Photo by Jean-Marie Périer, 1964
Chuck Berry was a walking contradiction. An inquisitive and highly intelligent student, born into a stable middle class family, who found himself incarcerated at 19 after an armed robbery spree with a broken pistol. A black man in his thirties in Jim Crow America who found a way to speak directly, successfully, to white teenagers. A cynic with an unyielding optimism. A sensitive, introspective man with a chip on his shoulder the size of a Coupe de Ville. A bitter man with a sly and relentless sense of humor. A loner and eternal outsider, who was at times the most beloved musician in America.
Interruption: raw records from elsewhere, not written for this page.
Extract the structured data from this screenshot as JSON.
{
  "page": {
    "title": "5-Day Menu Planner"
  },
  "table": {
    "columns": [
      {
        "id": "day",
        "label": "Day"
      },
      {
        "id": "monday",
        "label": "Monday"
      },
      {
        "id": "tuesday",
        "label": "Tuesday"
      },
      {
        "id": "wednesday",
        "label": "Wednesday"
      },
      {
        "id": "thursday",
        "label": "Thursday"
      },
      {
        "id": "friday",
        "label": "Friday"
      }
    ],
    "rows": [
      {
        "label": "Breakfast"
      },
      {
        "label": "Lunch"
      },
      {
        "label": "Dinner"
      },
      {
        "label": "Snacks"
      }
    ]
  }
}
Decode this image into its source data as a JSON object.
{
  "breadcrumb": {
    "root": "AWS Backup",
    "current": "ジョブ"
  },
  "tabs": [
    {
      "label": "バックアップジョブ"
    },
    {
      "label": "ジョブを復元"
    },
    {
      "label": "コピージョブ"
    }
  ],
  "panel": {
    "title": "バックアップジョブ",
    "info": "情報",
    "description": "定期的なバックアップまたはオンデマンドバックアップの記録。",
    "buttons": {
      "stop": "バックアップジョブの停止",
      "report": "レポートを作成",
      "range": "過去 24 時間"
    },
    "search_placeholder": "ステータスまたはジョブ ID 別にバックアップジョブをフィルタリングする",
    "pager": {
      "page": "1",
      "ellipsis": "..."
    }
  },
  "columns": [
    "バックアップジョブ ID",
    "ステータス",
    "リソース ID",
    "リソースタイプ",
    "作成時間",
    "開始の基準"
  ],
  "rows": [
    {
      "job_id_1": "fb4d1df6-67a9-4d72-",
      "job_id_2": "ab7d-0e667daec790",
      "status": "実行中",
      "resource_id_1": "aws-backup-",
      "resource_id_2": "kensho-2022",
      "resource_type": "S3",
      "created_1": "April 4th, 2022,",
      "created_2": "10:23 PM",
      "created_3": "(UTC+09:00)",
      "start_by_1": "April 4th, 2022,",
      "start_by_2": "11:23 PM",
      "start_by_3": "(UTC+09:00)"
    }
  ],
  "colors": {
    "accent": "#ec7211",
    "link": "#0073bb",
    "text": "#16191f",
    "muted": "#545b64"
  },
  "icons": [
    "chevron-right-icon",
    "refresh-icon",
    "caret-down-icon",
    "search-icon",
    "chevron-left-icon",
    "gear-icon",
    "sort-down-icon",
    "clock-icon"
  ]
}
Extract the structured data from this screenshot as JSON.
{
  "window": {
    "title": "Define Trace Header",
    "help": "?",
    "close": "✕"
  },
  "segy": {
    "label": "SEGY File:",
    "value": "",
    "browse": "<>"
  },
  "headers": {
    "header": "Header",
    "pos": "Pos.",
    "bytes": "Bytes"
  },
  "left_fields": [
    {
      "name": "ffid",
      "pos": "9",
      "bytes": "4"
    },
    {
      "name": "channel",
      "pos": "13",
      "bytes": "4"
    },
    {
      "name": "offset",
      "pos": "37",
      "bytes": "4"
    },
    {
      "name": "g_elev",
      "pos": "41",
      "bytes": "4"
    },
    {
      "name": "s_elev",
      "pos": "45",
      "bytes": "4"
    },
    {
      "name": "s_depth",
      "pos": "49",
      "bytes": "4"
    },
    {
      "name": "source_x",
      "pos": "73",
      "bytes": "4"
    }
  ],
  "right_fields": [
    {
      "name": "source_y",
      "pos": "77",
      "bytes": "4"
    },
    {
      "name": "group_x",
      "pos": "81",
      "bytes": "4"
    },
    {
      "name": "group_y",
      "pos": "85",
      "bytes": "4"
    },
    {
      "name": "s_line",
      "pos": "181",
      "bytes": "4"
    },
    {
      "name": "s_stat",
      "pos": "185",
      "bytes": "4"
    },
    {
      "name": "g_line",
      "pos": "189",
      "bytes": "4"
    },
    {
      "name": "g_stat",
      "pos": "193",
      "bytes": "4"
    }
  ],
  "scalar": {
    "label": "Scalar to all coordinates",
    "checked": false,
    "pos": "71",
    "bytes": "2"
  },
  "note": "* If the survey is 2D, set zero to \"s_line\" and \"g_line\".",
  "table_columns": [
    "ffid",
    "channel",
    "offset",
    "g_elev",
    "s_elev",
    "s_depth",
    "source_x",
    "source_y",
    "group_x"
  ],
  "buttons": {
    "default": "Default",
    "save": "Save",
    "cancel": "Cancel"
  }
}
A self-professed lover of performing live, who often seemed to consider his audience little more than a necessary annoyance. A consummate craftsman, who seldom bothered to rehearse or even tune. His only number one record, his worst song.
He saw the highest highs and the lowest lows of the American experience – from Bandstand to Lompoc, the colored window to the Kennedy Center – and he performed at times as brilliantly and as badly as an artist can. Through it all, he did everything on his terms.
Chuck Berry was the embodiment of America, and one of its greatest chroniclers and creators. Yes, he helped create rock ‘n’ roll and heavily influenced the Beatles and Rolling Stones and everyone after. But Chuck Berry’s genius is not tied to his chosen genre nor dependant on the successes of later British bands. His genius is independent, wholly American, self-contained, and has only solidified with time.